I mean, if $A$ is closed under $+$, then it follows from the above expression that so does $A^{\vee\wedge}=A^{\wedge\vee}$.
Update
The proof that $$\bigwedge_{i=1}^n\bigvee_{j=1}^m a_{i,j} = \bigvee_{f:n\to m}\bigwedge_{i=1}^n a_{i,f(i)}$$ above has what seems to me now a circular reasoning;
specifically, when I say that I'm using $$\bigvee_i(\bigwedge_ju_{ij}\wedge v_i) = \bigvee_i\bigwedge_ju_{ij}\wedge\bigvee_iv_i$$ this expression seems not to be easier to prove than the original one.

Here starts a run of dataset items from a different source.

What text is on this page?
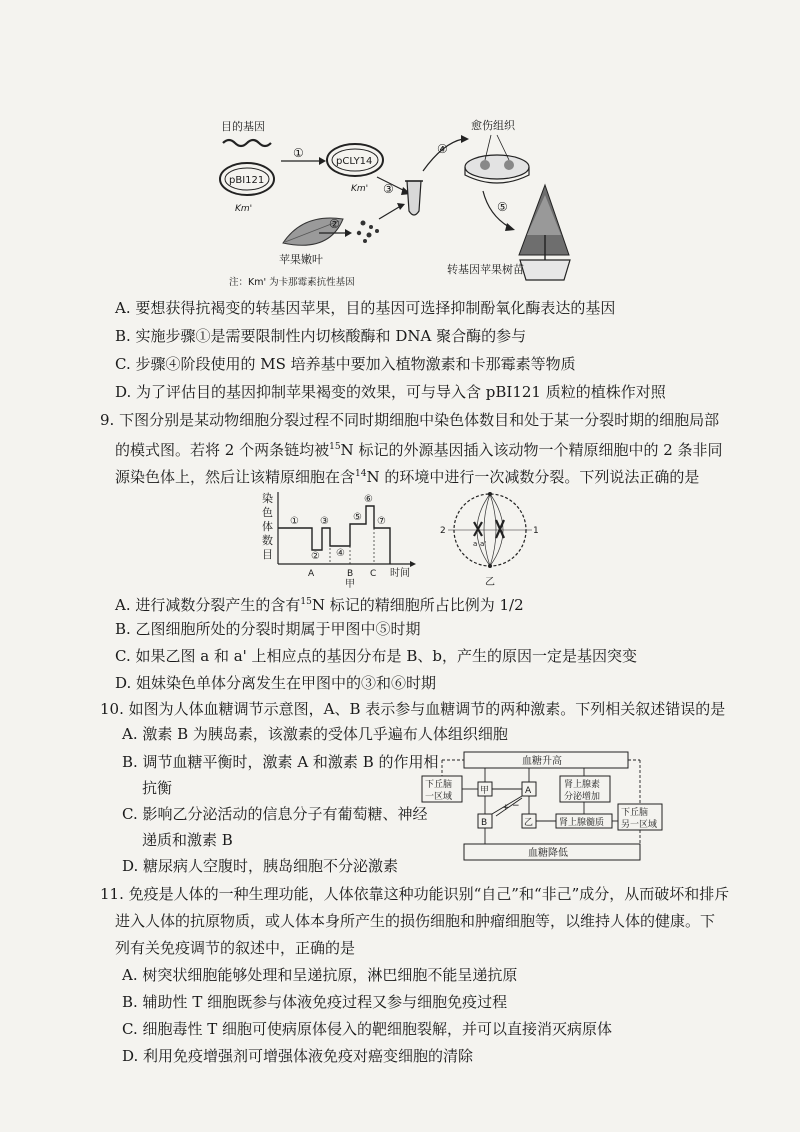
目的基因
pBI121
Km'
①
pCLY14
Km' ③
苹果嫩叶
②
④
愈伤组织
⑤
注：Km' 为卡那霉素抗性基因
转基因苹果树苗
A. 要想获得抗褐变的转基因苹果，目的基因可选择抑制酚氧化酶表达的基因
B. 实施步骤①是需要限制性内切核酸酶和 DNA 聚合酶的参与
C. 步骤④阶段使用的 MS 培养基中要加入植物激素和卡那霉素等物质
D. 为了评估目的基因抑制苹果褐变的效果，可与导入含 pBI121 质粒的植株作对照
9. 下图分别是某动物细胞分裂过程不同时期细胞中染色体数目和处于某一分裂时期的细胞局部
的模式图。若将 2 个两条链均被$^{15}$N 标记的外源基因插入该动物一个精原细胞中的 2 条非同
源染色体上，然后让该精原细胞在含$^{14}$N 的环境中进行一次减数分裂。下列说法正确的是
染
色
体
数
目
①
②
③
④
⑤
⑥
⑦
A	B C 时间
甲
2
a a'
1
乙
A. 进行减数分裂产生的含有$^{15}$N 标记的精细胞所占比例为 1/2
B. 乙图细胞所处的分裂时期属于甲图中⑤时期
C. 如果乙图 a 和 a' 上相应点的基因分布是 B、b，产生的原因一定是基因突变
D. 姐妹染色单体分离发生在甲图中的③和⑥时期
10. 如图为人体血糖调节示意图，A、B 表示参与血糖调节的两种激素。下列相关叙述错误的是
A. 激素 B 为胰岛素，该激素的受体几乎遍布人体组织细胞
B. 调节血糖平衡时，激素 A 和激素 B 的作用相
抗衡
C. 影响乙分泌活动的信息分子有葡萄糖、神经
递质和激素 B
D. 糖尿病人空腹时，胰岛细胞不分泌激素
血糖升高
血糖降低
下丘脑
一区域
甲	A
B	乙
肾上腺素
分泌增加
肾上腺髓质
下丘脑
另一区域
+ −
11. 免疫是人体的一种生理功能，人体依靠这种功能识别“自己”和“非己”成分，从而破坏和排斥
进入人体的抗原物质，或人体本身所产生的损伤细胞和肿瘤细胞等，以维持人体的健康。下
列有关免疫调节的叙述中，正确的是
A. 树突状细胞能够处理和呈递抗原，淋巴细胞不能呈递抗原
B. 辅助性 T 细胞既参与体液免疫过程又参与细胞免疫过程
C. 细胞毒性 T 细胞可使病原体侵入的靶细胞裂解，并可以直接消灭病原体
D. 利用免疫增强剂可增强体液免疫对癌变细胞的清除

So I'm adding a new proof by induction, and this time I was more careful, so I trust it is correct.
\begin{align} \bigvee_{f:n+1\to m}\bigwedge_{i=1}^{n+1}a_{i,f(i)} &=\bigvee_{f:n+1\to m}\left(\bigwedge_{i=1}^{n}a_{i,f(i)} \wedge a_{n+1,f(n+1)}\right)\\ &=\bigvee_{j=1}^{m}\bigvee_{\substack{f:n+1\to m\\f(n+1)=j}}\left(\bigwedge_{i=1}^{n}a_{i,f(i)} \wedge a_{n+1,f(n+1)}\right)\\ &=\bigvee_{j=1}^{m}\bigvee_{\substack{f:n+1\to m\\f(n+1)=j}}\left(\bigwedge_{i=1}^{n}a_{i,f(i)} \wedge a_{n+1,j}\right)\\ &=\bigvee_{j=1}^{m}\left(\left( \bigvee_{\substack{f:n+1\to m\\f(n+1)=j}}\bigwedge_{i=1}^{n}a_{i,f(i)}\right) \wedge a_{n+1,j} \right) \tag{1}\\ &=\bigvee_{j=1}^{m}\left(\left( \bigvee_{f:n\to m}\bigwedge_{i=1}^{n}a_{i,f(i)}\right) \wedge a_{n+1,j} \right) \tag{2}\\ &=\left(\bigvee_{f:n\to m}\bigwedge_{i=1}^{n}a_{i,f(i)}\right)\wedge\bigvee_{j=1}^{m}a_{n+1,j} \tag{3}\\ &=\bigwedge_{i=1}^{n}\bigvee_{j=1}^{m}a_{i,j} \wedge \bigvee_{j=1}^{m}a_{n+1,j}\tag{4}\\ &=\bigwedge_{i=1}^{n+1}\bigvee_{j=1}^{m}a_{i,j}, \end{align} where
(1) is because $a_{n+1,j}$ depends neither on $j$ nor on $f$;
(2) is because $1 \leq i \leq n$ so we only take the restriction of $f:n+1\to m$ to the set $\{1,\ldots,n\}$, which is the same as considering functions $f:n\to m$;
(3) is because $\bigvee_{f:n\to m}\bigwedge_{i=1}^{n}a_{i,f(i)}$ doesn't depend on $j$;
(4) is by induction hypothesis.
In both (1) and (3) we're using the straightforward generalized version of distributivity which gives $\bigvee_{i=1}^m(a_i\wedge b)=(\bigvee_{i=1}^m a_i)\wedge b$.